One in three people in South Africa suffers from mental illness and 75% of them do not receive any sort of help, says a report by the Sunday Times.

According to the investigation, around 12 million people are denied the help they need due to the "severe" shortage of state hospitals specialised in mental illness.

GPs around the country have noted an increase in the number of mentally ill patients, affected mainly by depression, substance abuse, anxiety, bipolar disorder and schizophrenia.

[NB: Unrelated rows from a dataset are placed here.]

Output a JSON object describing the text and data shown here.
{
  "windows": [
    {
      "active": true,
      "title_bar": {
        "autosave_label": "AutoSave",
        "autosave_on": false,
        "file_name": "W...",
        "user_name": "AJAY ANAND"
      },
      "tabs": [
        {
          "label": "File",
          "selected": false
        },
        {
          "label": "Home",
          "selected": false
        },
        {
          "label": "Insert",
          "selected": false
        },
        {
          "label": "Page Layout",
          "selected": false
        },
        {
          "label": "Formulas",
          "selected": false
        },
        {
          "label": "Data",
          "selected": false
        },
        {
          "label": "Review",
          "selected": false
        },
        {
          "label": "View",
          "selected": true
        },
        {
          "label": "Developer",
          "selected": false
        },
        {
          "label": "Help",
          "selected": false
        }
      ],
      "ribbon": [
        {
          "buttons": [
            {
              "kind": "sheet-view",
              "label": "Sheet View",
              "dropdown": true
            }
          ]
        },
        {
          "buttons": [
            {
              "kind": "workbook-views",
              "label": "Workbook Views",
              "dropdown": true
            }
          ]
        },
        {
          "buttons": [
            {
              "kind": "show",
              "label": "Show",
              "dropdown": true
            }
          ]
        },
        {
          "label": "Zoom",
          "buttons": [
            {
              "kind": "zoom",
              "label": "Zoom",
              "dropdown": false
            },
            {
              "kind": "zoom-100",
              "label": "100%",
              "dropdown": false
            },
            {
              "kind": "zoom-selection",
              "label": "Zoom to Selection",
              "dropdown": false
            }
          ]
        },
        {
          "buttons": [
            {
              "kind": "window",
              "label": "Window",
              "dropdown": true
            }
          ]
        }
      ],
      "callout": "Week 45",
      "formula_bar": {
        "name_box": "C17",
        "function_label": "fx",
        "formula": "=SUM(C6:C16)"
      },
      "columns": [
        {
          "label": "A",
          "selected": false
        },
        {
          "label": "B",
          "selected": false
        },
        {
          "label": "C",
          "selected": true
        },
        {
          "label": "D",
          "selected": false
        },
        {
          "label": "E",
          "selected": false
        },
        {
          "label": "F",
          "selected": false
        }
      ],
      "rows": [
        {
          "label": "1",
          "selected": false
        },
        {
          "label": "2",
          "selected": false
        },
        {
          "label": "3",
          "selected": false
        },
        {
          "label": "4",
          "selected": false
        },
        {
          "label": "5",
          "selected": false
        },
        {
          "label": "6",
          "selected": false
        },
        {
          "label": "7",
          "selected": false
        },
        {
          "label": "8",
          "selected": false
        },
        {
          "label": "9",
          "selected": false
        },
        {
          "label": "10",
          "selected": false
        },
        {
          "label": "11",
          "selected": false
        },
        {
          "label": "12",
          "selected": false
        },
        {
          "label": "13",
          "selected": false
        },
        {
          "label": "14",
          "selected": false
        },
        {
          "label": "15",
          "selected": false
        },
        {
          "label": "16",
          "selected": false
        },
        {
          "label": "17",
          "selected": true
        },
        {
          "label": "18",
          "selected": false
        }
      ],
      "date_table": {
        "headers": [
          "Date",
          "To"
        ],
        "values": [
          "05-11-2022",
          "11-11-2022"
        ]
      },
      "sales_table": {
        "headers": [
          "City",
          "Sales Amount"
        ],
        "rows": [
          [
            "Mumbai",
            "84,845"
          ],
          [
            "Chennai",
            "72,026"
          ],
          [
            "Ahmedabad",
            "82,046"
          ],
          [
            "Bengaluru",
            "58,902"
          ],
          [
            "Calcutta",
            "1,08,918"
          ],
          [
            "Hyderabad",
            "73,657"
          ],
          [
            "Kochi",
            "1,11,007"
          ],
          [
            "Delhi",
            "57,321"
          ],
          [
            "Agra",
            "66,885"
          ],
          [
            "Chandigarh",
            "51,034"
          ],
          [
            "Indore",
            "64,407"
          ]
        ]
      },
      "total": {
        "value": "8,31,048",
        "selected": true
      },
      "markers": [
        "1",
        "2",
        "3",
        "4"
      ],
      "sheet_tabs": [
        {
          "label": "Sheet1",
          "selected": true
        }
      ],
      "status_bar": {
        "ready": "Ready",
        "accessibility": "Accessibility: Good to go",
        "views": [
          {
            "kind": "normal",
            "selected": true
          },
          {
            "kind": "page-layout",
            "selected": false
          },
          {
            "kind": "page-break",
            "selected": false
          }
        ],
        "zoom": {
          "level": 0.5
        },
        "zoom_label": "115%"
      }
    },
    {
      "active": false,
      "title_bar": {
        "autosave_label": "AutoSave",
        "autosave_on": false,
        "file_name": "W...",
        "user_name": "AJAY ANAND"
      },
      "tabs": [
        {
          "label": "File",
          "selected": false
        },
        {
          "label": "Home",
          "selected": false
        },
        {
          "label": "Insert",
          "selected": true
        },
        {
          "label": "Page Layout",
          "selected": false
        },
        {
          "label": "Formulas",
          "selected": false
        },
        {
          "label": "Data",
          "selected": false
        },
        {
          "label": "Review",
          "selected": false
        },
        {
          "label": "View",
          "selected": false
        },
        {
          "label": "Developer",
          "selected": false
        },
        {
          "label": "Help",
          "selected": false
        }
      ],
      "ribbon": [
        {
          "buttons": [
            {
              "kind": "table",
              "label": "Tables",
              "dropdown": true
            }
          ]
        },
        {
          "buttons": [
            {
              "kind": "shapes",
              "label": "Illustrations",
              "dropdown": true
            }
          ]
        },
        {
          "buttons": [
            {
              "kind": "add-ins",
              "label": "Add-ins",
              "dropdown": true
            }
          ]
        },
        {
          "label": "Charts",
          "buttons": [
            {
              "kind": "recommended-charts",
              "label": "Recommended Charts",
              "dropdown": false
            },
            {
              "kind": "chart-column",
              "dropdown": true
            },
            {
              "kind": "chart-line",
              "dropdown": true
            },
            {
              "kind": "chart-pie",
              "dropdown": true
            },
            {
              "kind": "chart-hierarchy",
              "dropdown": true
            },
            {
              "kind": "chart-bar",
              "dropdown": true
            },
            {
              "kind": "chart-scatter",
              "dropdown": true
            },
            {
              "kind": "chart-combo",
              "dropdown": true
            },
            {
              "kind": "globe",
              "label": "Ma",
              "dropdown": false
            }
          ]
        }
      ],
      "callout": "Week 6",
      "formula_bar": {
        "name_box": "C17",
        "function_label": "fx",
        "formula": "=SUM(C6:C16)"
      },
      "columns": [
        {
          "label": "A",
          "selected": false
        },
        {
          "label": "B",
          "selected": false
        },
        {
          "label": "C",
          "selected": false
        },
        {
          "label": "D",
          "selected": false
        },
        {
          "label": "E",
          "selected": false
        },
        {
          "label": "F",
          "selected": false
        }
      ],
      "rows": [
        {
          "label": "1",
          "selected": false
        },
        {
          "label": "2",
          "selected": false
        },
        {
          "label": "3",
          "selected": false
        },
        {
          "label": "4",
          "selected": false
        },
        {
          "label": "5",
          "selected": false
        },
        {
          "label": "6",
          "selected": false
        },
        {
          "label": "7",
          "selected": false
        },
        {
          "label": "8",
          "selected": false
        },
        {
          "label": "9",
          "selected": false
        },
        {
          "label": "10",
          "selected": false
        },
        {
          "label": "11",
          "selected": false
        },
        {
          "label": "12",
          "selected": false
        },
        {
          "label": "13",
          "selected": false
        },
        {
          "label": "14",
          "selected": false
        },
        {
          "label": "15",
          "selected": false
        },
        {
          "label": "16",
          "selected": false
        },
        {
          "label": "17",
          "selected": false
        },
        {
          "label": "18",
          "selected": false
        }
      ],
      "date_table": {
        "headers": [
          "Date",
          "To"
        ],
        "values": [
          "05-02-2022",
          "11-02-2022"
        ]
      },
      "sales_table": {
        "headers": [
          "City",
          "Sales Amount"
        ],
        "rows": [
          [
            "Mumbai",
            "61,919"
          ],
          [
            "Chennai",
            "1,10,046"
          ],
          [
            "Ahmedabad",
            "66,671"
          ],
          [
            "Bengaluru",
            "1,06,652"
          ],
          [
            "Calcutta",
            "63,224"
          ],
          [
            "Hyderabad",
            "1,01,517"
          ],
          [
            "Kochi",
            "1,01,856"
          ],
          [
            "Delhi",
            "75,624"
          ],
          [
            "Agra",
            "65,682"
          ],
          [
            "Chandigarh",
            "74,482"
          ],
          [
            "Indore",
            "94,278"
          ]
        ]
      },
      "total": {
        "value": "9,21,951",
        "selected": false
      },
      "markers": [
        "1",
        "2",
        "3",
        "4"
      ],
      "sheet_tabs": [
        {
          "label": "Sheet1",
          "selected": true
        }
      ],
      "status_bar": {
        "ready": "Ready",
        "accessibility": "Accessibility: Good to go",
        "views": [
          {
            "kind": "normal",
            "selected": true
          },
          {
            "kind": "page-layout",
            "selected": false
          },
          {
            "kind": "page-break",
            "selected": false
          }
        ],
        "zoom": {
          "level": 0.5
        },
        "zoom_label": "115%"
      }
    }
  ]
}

However, the government uses just 4% - R9.3billion (£503m) - of its yearly budget to address the problem.

NGOs such as the South African Depression and the Anxiety Group have criticised South Africa's lack of support to people affected by mental health problems, who number around 17 million in total.

Mentally ill youths– who are sometimes rejected by their families and do not receive treatments in institutions - are at risk of sexual assault and being exposed to prison-like conditions.

As only 1% of beds in psychiatric wards are reserved for children or adolescents, mentally ill youths have to wait months before being admitted to a psychiatric ward.

"We have a severe lack of facilities for children suffering mental health problems," said Professor Ann Skelton of the Centre for Child Law. "We see a lot of children who are at the end of the road and who don't have any options available.

"Kids end up in the system because families can't cope any longer. They're often advised to report the child for a crime, otherwise they can't get them into a facility."

Dr Melvyn Freeman, head of non-communicable diseases at the Department of Health, said the problem has to be taken in the context of South Africa. "We have to look at the priority list.

"There is some mortality in mental health, but when you look at HIV, thousands more are dying."

According to Freeman, the only way to effectively deal with mental health would be through the creation of government-run institutions, to complement the existing network of private facilities.

However, the earliest this could happen is in 2025 because the government has no plan for such a scheme.